O projeto é desenvolvido em parceria com o escritor e geopoeta italiano Davide S. Sapienza, que acompanhará o grupo ao longo da iniciativa juntamente com a equipa da Associação Ponto d’Orvalho e da Évora_27.

Segundo Joana Krämer Horta, a geopoética permite criar uma relação diferente entre a arte e o território. “O David traz esta prática geopoética, que faz um cruzamento entre a geologia, a observação da paisagem e a poesia, dando também um lado artístico à observação da paisagem”.

Inspirado pelo conceito “Vagar”, tema central da Évora_27, o projeto propõe uma desaceleração do ritmo habitual para viver o tempo próprio do montado. “A ideia é propor uma imersão no tempo próprio do montado, observarmos, caminhar, escutar, conversar e criar”.

Depois da expedição inicial, os jovens participarão em quatro laboratórios artísticos e diversos momentos de criação ao longo dos meses seguintes, culminando com a apresentação pública dos trabalhos no Festival Ponto d’Orvalho, em maio de 2027, e numa conferência de encerramento em Évora.
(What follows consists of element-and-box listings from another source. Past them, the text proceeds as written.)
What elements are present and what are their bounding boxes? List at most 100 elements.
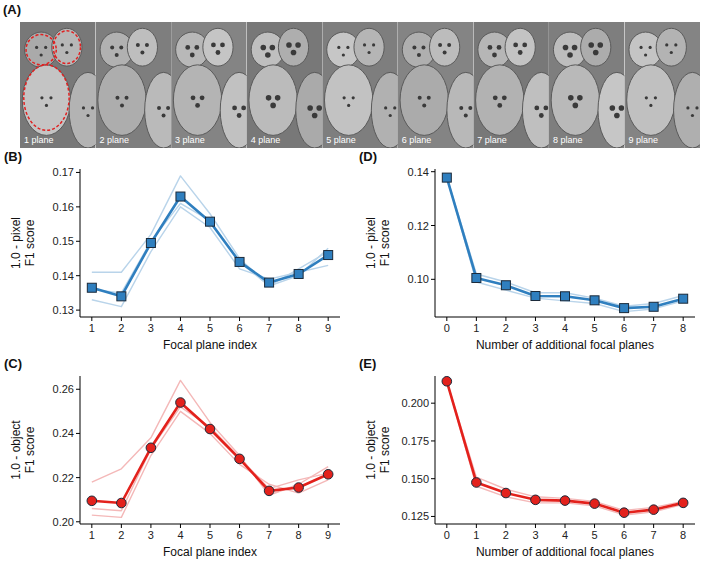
x-tick — [476, 317, 477, 321]
granule — [136, 43, 140, 47]
x-tick — [683, 524, 684, 528]
marker — [146, 239, 155, 248]
y-tick — [431, 403, 435, 404]
y-tick-label: 0.150 — [401, 473, 429, 485]
x-tick — [328, 317, 329, 321]
granule — [185, 45, 190, 50]
marker — [679, 294, 688, 303]
tile-label: 5 plane — [326, 135, 356, 145]
cell — [127, 28, 157, 66]
y-tick-label: 0.14 — [53, 270, 74, 282]
y-tick — [431, 516, 435, 517]
x-tick-label: 1 — [89, 529, 95, 541]
cell — [400, 65, 448, 136]
granule — [232, 106, 237, 111]
granule — [241, 106, 246, 111]
granule — [674, 43, 677, 46]
x-tick — [594, 317, 595, 321]
x-tick-label: 8 — [680, 529, 686, 541]
x-tick — [269, 524, 270, 528]
cell — [220, 72, 246, 148]
granule — [572, 45, 578, 51]
x-tick — [150, 524, 151, 528]
x-tick — [239, 317, 240, 321]
y-tick — [76, 389, 80, 390]
granule — [614, 113, 620, 119]
y-tick — [431, 478, 435, 479]
granule — [237, 113, 242, 118]
granule — [286, 42, 292, 48]
x-tick-label: 6 — [236, 529, 242, 541]
granule — [337, 46, 340, 49]
x-tick — [269, 317, 270, 321]
granule — [260, 45, 266, 51]
x-tick — [624, 317, 625, 321]
granule — [418, 96, 422, 100]
marker — [117, 498, 127, 508]
x-tick — [298, 317, 299, 321]
cell — [145, 72, 171, 148]
chart-panel: (C)1234567890.200.220.240.26Focal plane … — [4, 356, 340, 559]
granule — [443, 50, 447, 54]
x-tick — [535, 317, 536, 321]
y-tick-label: 0.16 — [53, 201, 74, 213]
x-tick — [594, 524, 595, 528]
granule — [316, 105, 322, 111]
marker — [265, 278, 274, 287]
granule — [645, 96, 648, 99]
granule — [691, 114, 694, 117]
granule — [502, 95, 507, 100]
cell-outline — [24, 65, 69, 131]
marker — [206, 217, 215, 226]
tile-label: 9 plane — [628, 135, 658, 145]
x-tick — [121, 524, 122, 528]
replicate-line — [447, 177, 683, 312]
granule — [125, 96, 129, 100]
granule — [120, 103, 124, 107]
cell — [674, 72, 700, 148]
x-axis-title: Number of additional focal planes — [476, 338, 654, 352]
marker — [619, 508, 629, 518]
image-tile — [247, 22, 323, 148]
y-tick-label: 0.20 — [53, 516, 74, 528]
x-tick — [91, 317, 92, 321]
granule — [115, 96, 119, 100]
y-tick-label: 0.15 — [53, 235, 74, 247]
granule — [119, 45, 123, 49]
granule — [65, 51, 68, 54]
granule — [393, 106, 396, 109]
granule — [497, 45, 502, 50]
granule — [194, 45, 199, 50]
granule — [346, 46, 349, 49]
granule — [40, 53, 43, 56]
cell — [598, 72, 624, 148]
marker — [294, 483, 304, 493]
granule — [695, 106, 698, 109]
x-tick-label: 3 — [148, 529, 154, 541]
y-axis-title-line: F1 score — [378, 426, 392, 473]
mean-line — [92, 403, 328, 504]
cell — [69, 72, 95, 148]
tile-label: 8 plane — [553, 135, 583, 145]
cell — [656, 28, 686, 66]
y-tick — [76, 521, 80, 522]
marker — [294, 269, 303, 278]
granule — [86, 114, 89, 117]
granule — [593, 50, 599, 56]
x-tick-label: 8 — [680, 322, 686, 334]
marker — [531, 292, 540, 301]
tile-label: 3 plane — [175, 135, 205, 145]
marker — [649, 302, 658, 311]
x-axis-title: Focal plane index — [163, 545, 257, 559]
marker — [235, 454, 245, 464]
y-axis-title-line: F1 score — [23, 219, 37, 266]
x-tick — [210, 524, 211, 528]
y-axis-title-line: 1.0 - pixel — [364, 217, 378, 269]
granule — [665, 43, 668, 46]
marker — [117, 292, 126, 301]
cell — [430, 28, 460, 66]
granule — [610, 105, 616, 111]
replicate-line — [92, 176, 328, 286]
x-tick-label: 7 — [266, 322, 272, 334]
granule — [568, 95, 574, 101]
Mais do que ensinar técnicas artísticas, o projeto pretende estimular uma nova forma de olhar para a paisagem e para o território. “A ideia é os jovens explorarem como a paisagem pode moldar identidades, memórias e imaginários coletivos. Cada participante desenvolverá um trabalho artístico e queremos abrir caminho para explorar a paisagem com outros olhos, com outra visão, dando ferramentas criativas para observarmos e termos uma perceção diferente daquilo que nos rodeia”.

A diretora artística faz ainda questão de sublinhar que o projeto está aberto a qualquer jovem interessado, independentemente da sua experiência. “Não é necessária experiência prévia em artes. O importante é haver curiosidade, disponibilidade para participar nestas atividades e vontade de ver a paisagem com outros olhos”.

Toda a informação sobre o projeto e o formulário de candidatura encontram-se disponíveis no website da Associação Ponto d’Orvalho.

Ao reforçar a ligação entre arte, natureza e comunidade, a Associação Ponto d’Orvalho continua a afirmar-se como uma das estruturas culturais mais inovadoras do Alentejo, promovendo projetos que convidam à reflexão sobre a paisagem e à criação de novas formas de habitar e compreender.